El nadaísta Arbeláez hace un repaso de su generación y sus sobrevivientes.
Intermedio
(Q.E.P.D.)
Jotamario Arbeláez
En 1968, décimo aniversario de la constitución del movimiento más inmóvil y más eterno que diera el siglo que ya murió, en los baños turcos del hotel San Francisco de Bogotá, donde disfrutaba de las carencias de la vida conspirando con margaritas por cortesía de su propietario el ‘negro’ Manuel Corrales (q.e.p.d.), Jorge Child (q.e.p.d.), mientras trataba de quitarle la toalla al senador Nacho Vives (q.e.p.d.), se burlaba de mí porque a los nadaístas ningún conmilitón se nos había muerto.
La vida era por entonces demasiado muchacha para traernos más desgracias que las propias del existir. Alzados en contra de todo, hasta del sistema solar, inverecundos tragalibros, tumbalocas y acabarropas, éramos considerados reos de impunidad perpetua en virtud de nuestro extravío, y ahí estaba la poesía para impedir que alguien nos hiciera el cajón. El cura guerrillero Camilo Torres había caído, qué dolor que dolor qué pena, pero nuestro aliado Diego León Giraldo (q.e.p.d.) se había encargado de inmortalizar su sueño en una película.
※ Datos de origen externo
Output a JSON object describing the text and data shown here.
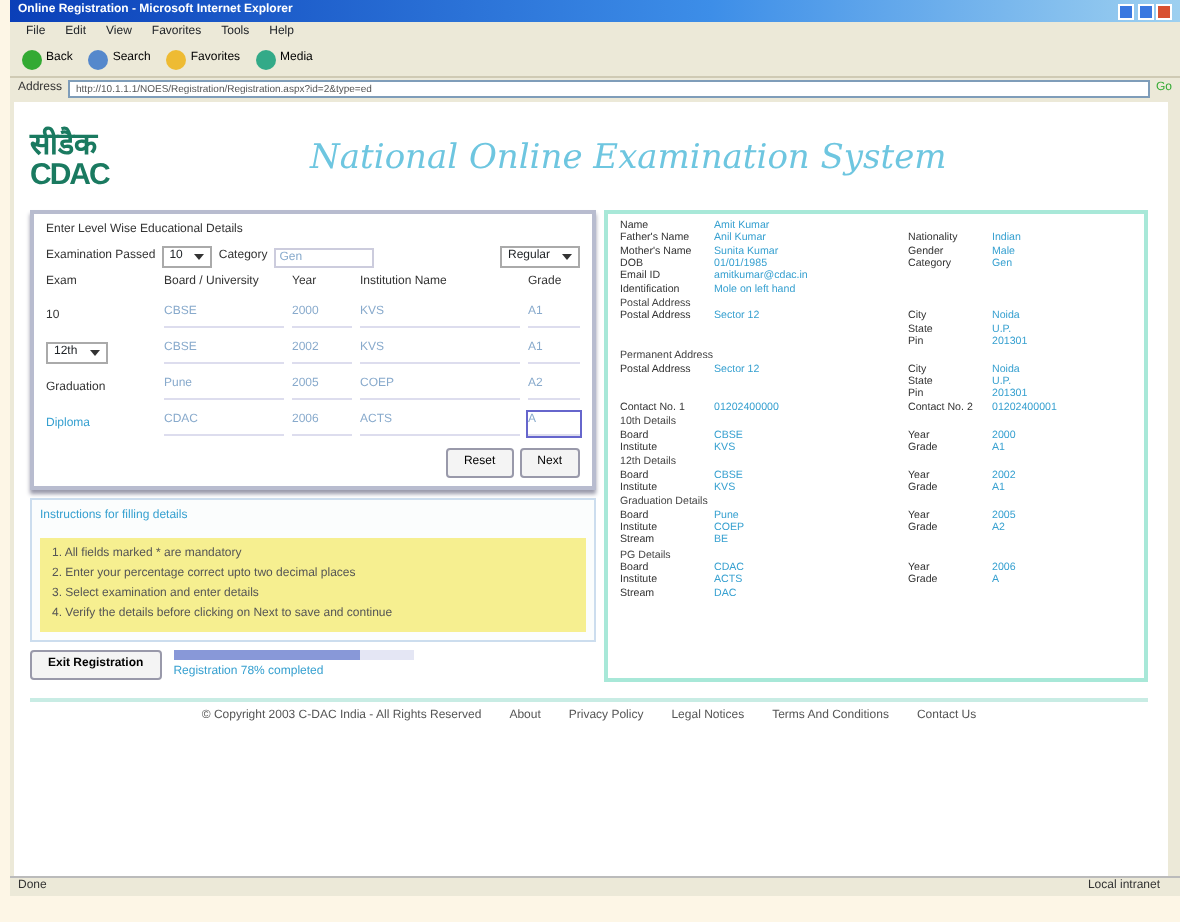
{
  "window": {
    "title": "Online Registration - Microsoft Internet Explorer"
  },
  "menu": [
    "File",
    "Edit",
    "View",
    "Favorites",
    "Tools",
    "Help"
  ],
  "toolbar": [
    "Back",
    "Search",
    "Favorites",
    "Media"
  ],
  "address": {
    "label": "Address",
    "url": "http://10.1.1.1/NOES/Registration/Registration.aspx?id=2&type=ed",
    "go": "Go"
  },
  "header": {
    "logo_hindi": "सीडैक",
    "logo_latin": "CDAC",
    "title": "National Online Examination System"
  },
  "form": {
    "title": "Enter Level Wise Educational Details",
    "filter": [
      {
        "kind": "label",
        "text": "Examination Passed"
      },
      {
        "kind": "select",
        "text": "10"
      },
      {
        "kind": "label",
        "text": "Category"
      },
      {
        "kind": "input",
        "text": "Gen"
      },
      {
        "kind": "select",
        "text": "Regular"
      }
    ],
    "columns": [
      "Exam",
      "Board / University",
      "Year",
      "Institution Name",
      "Grade"
    ],
    "rows": [
      {
        "exam": "10",
        "kind": "text",
        "board": "CBSE",
        "year": "2000",
        "institution": "KVS",
        "grade": "A1",
        "focused": false
      },
      {
        "exam": "12th",
        "kind": "select",
        "board": "CBSE",
        "year": "2002",
        "institution": "KVS",
        "grade": "A1",
        "focused": false
      },
      {
        "exam": "Graduation",
        "kind": "text",
        "board": "Pune",
        "year": "2005",
        "institution": "COEP",
        "grade": "A2",
        "focused": false
      },
      {
        "exam": "Diploma",
        "kind": "link",
        "board": "CDAC",
        "year": "2006",
        "institution": "ACTS",
        "grade": "A",
        "focused": true
      }
    ],
    "buttons": [
      "Reset",
      "Next"
    ]
  },
  "instructions": {
    "title": "Instructions for filling details",
    "lines": [
      "1. All fields marked * are mandatory",
      "2. Enter your percentage correct upto two decimal places",
      "3. Select examination and enter details",
      "4. Verify the details before clicking on Next to save and continue"
    ]
  },
  "exit_button": "Exit Registration",
  "progress": {
    "level": 0.78,
    "text": "Registration 78% completed"
  },
  "profile": {
    "fields": [
      {
        "label": "Name",
        "value": "Amit Kumar"
      },
      {
        "label": "Father's Name",
        "value": "Anil Kumar",
        "label2": "Nationality",
        "value2": "Indian"
      },
      {
        "label": "Mother's Name",
        "value": "Sunita Kumar",
        "label2": "Gender",
        "value2": "Male"
      },
      {
        "label": "DOB",
        "value": "01/01/1985",
        "label2": "Category",
        "value2": "Gen"
      },
      {
        "label": "Email ID",
        "value": "amitkumar@cdac.in"
      },
      {
        "label": "Identification",
        "value": "Mole on left hand"
      }
    ],
    "addresses": [
      {
        "title": "Postal Address",
        "label": "Postal Address",
        "value": "Sector 12",
        "lines": [
          [
            "City",
            "Noida"
          ],
          [
            "State",
            "U.P."
          ],
          [
            "Pin",
            "201301"
          ]
        ]
      },
      {
        "title": "Permanent Address",
        "label": "Postal Address",
        "value": "Sector 12",
        "lines": [
          [
            "City",
            "Noida"
          ],
          [
            "State",
            "U.P."
          ],
          [
            "Pin",
            "201301"
          ]
        ]
      }
    ],
    "contact": {
      "label": "Contact No. 1",
      "value": "01202400000",
      "label2": "Contact No. 2",
      "value2": "01202400001"
    },
    "sections": [
      {
        "title": "10th Details",
        "rows": [
          [
            "Board",
            "CBSE",
            "Year",
            "2000"
          ],
          [
            "Institute",
            "KVS",
            "Grade",
            "A1"
          ]
        ]
      },
      {
        "title": "12th Details",
        "rows": [
          [
            "Board",
            "CBSE",
            "Year",
            "2002"
          ],
          [
            "Institute",
            "KVS",
            "Grade",
            "A1"
          ]
        ]
      },
      {
        "title": "Graduation Details",
        "rows": [
          [
            "Board",
            "Pune",
            "Year",
            "2005"
          ],
          [
            "Institute",
            "COEP",
            "Grade",
            "A2"
          ],
          [
            "Stream",
            "BE",
            null,
            null
          ]
        ]
      },
      {
        "title": "PG Details",
        "rows": [
          [
            "Board",
            "CDAC",
            "Year",
            "2006"
          ],
          [
            "Institute",
            "ACTS",
            "Grade",
            "A"
          ],
          [
            "Stream",
            "DAC",
            null,
            null
          ]
        ]
      }
    ]
  },
  "footer": {
    "copyright": "© Copyright 2003 C-DAC India - All Rights Reserved",
    "links": [
      "About",
      "Privacy Policy",
      "Legal Notices",
      "Terms And Conditions",
      "Contact Us"
    ]
  },
  "status_bar": {
    "left": "Done",
    "right": "Local intranet"
  }
}
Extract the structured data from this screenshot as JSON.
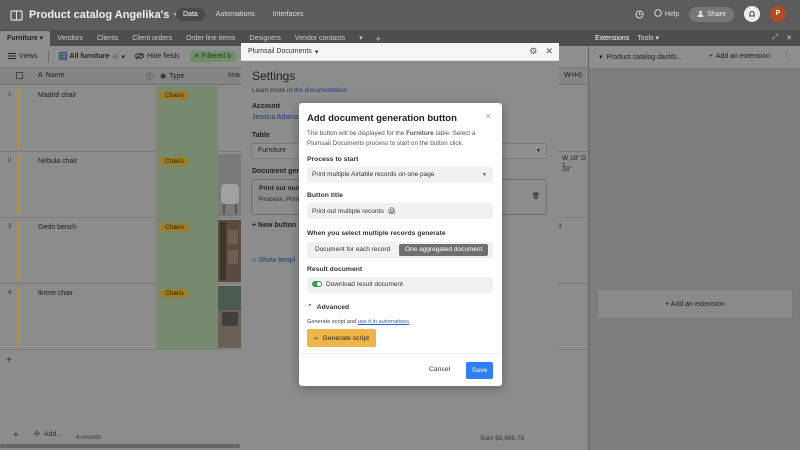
{
  "app": {
    "base_title": "Product catalog Angelika's",
    "nav": [
      "Data",
      "Automations",
      "Interfaces"
    ],
    "help": "Help",
    "share": "Share",
    "avatar_initial": "P"
  },
  "tabs": [
    "Furniture",
    "Vendors",
    "Clients",
    "Client orders",
    "Order line items",
    "Designers",
    "Vendor contacts"
  ],
  "viewbar": {
    "views": "Views",
    "view_name": "All furniture",
    "hide_fields": "Hide fields",
    "filtered": "Filtered b"
  },
  "grid": {
    "columns": {
      "name": "Name",
      "type": "Type",
      "image": "Ima"
    },
    "rows": [
      {
        "num": "1",
        "name": "Madrid chair",
        "type": "Chairs"
      },
      {
        "num": "2",
        "name": "Nebula chair",
        "type": "Chairs"
      },
      {
        "num": "3",
        "name": "Gedo bench",
        "type": "Chairs"
      },
      {
        "num": "4",
        "name": "Ikrore chair",
        "type": "Chairs"
      }
    ],
    "footer": {
      "add": "Add...",
      "count": "4 records",
      "sum": "Sum  $8,686.75"
    },
    "right_col_header": "W×H)",
    "right_texts": [
      "W 18\" D 1",
      "25\"",
      "8"
    ]
  },
  "extensions": {
    "tabs": [
      "Extensions",
      "Tools"
    ],
    "dashboard_title": "Product catalog dashb...",
    "add_extension": "Add an extension",
    "add_extension_box": "Add an extension"
  },
  "plumsail": {
    "window_title": "Plumsail Documents",
    "settings_heading": "Settings",
    "learn_prefix": "Learn more in ",
    "learn_link": "the documentation",
    "account_label": "Account",
    "account_value": "Jessica Adams",
    "table_label": "Table",
    "table_value": "Furniture",
    "docgen_label": "Document gene",
    "box_line1": "Print out multi",
    "box_line2": "Process: Print",
    "new_button": "New button",
    "show_templates": "Show templ"
  },
  "dialog": {
    "title": "Add document generation button",
    "desc_part1": "The button will be displayed for the ",
    "desc_table": "Furniture",
    "desc_part2": " table. Select a Plumsail Documents process to start on the button click.",
    "process_label": "Process to start",
    "process_value": "Print multiple Airtable records on one page",
    "button_title_label": "Button title",
    "button_title_value": "Print out multiple records",
    "multi_label": "When you select multiple records generate",
    "multi_opt1": "Document for each record",
    "multi_opt2": "One aggregated document",
    "result_label": "Result document",
    "result_value": "Download result document",
    "advanced": "Advanced",
    "adv_desc_prefix": "Generate script and ",
    "adv_desc_link": "use it in automations",
    "adv_desc_suffix": ".",
    "generate_script": "Generate script",
    "cancel": "Cancel",
    "save": "Save"
  }
}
Por esos mismos días del año de las revueltas juveniles universales tuvimos nuestra primera baja en el poeta más joven del mundo, Luis Ernesto Valencia, teenager, arrollado por un carro de carreras (q.e.p.d.), y Gonzalo Arango (q.e.p.d.) hizo una colecta entre los amigos para que pudiéramos enterrarlo en algo apenas más grande que una caja de fósforos. Ocho años después la muerte en ruedas frenó la carrera de taxi del profeta, quien acababa de reconciliarse con su carnal Amílcar Osorio (q.e.p.d.), luego de una enemistad que habría durado milenios. En el interregno Amílcar volcó el tocador de sus afectos en la artista de la chatarra Feliza Burnsztyn (q.e.p.d.). Para evadir esta suerte macabra se habían marginado del movimiento ‘el nadaísta de Cartago’ (q.e.p.d.) y Guillermo Trujillo (q.e.p.d.). Y a Taganga fue a parar Kat (q.e.p.d.) a encender el último toque sin regreso a la realidad. Pero antes de que se desatara la mortandad Dariolemos (q.e.p.d.) le enviaba sus poemas a Alfredo Sánchez (q.e.p.d.) para que se los publicara en Esquirla (q.e.p.d.). Porque hasta los periódicos terminan por morir como sus fundadores, cuando se les agota el papel asignado.
En los últimos tiempos, contemplando cómo se desangra el país, habíamos descansado de asomarnos al hueco donde caen los poetas cuando resbalan. Pero recibimos la esquela del exilio terrestre del colega José Manuel Arango, Aquel que esperaba y esperaba / pero no sabía lo que esperaba / y era la muerte, autor de los cantos más decantados de la actual poesía colombiana. Y de carambola nos enteramos de la suspensión de la partida que apostaba con la existencia Saturnino Ramírez, quien manejaba el taco con la misma perfección que el pincel, artista con la más asombrosa capacidad amatoria en las estancias que lo vieron agigantarse, y con una desenfrenada vitalidad que regurgita en su obra soberbia. Fin de fiesta: en los postreros años se les cortaron la luz y el aire al pintor de las islas Samuel Ceballos, al novelista de “El amor en grupo” Humberto Navarro, al poeta de “Golpe de dados” Mario Rivero, al de los “Sinónimos de la angustia” Alberto Escobar, y al cuentista de “Cándido réquiem” Jaime Espinel.
No digo como ese poeta que a pesar de haber sido mi amigo lo ha vuelto a ser, que ”ahora tengo más amigos en los cementerios que en los bares”. Ya le conté mientras bebíamos que dije que lo decía porque sus amigos preferían morirse antes que tener que beber con él.
Con la desaparición de los amigos uno se va quedando en los puros huesos. Y cuando se vaya el último el planeta habrá perdido su razón de seguir contigo. E irá siendo la hora de pedir la cuenta definitiva en los bares. Así que no nos apresuremos a llenar el baloto, perennes nadaístas que continuamos cantando en la edad tercera -Elmo Valencia, Jaime Jaramillo Escobar, Eduardo Escobar, Pablus Gallinazo, Armando Romero, Jan Arb-, que vivir en la tierra es la mejor estación del cielo, que queda mucho rayo de sol para calentarnos, nuestras últimas armas por entregar así sean unos besos calamitosos, y que en algún lugar del mundo se nos está preparando una cena inconmensurable.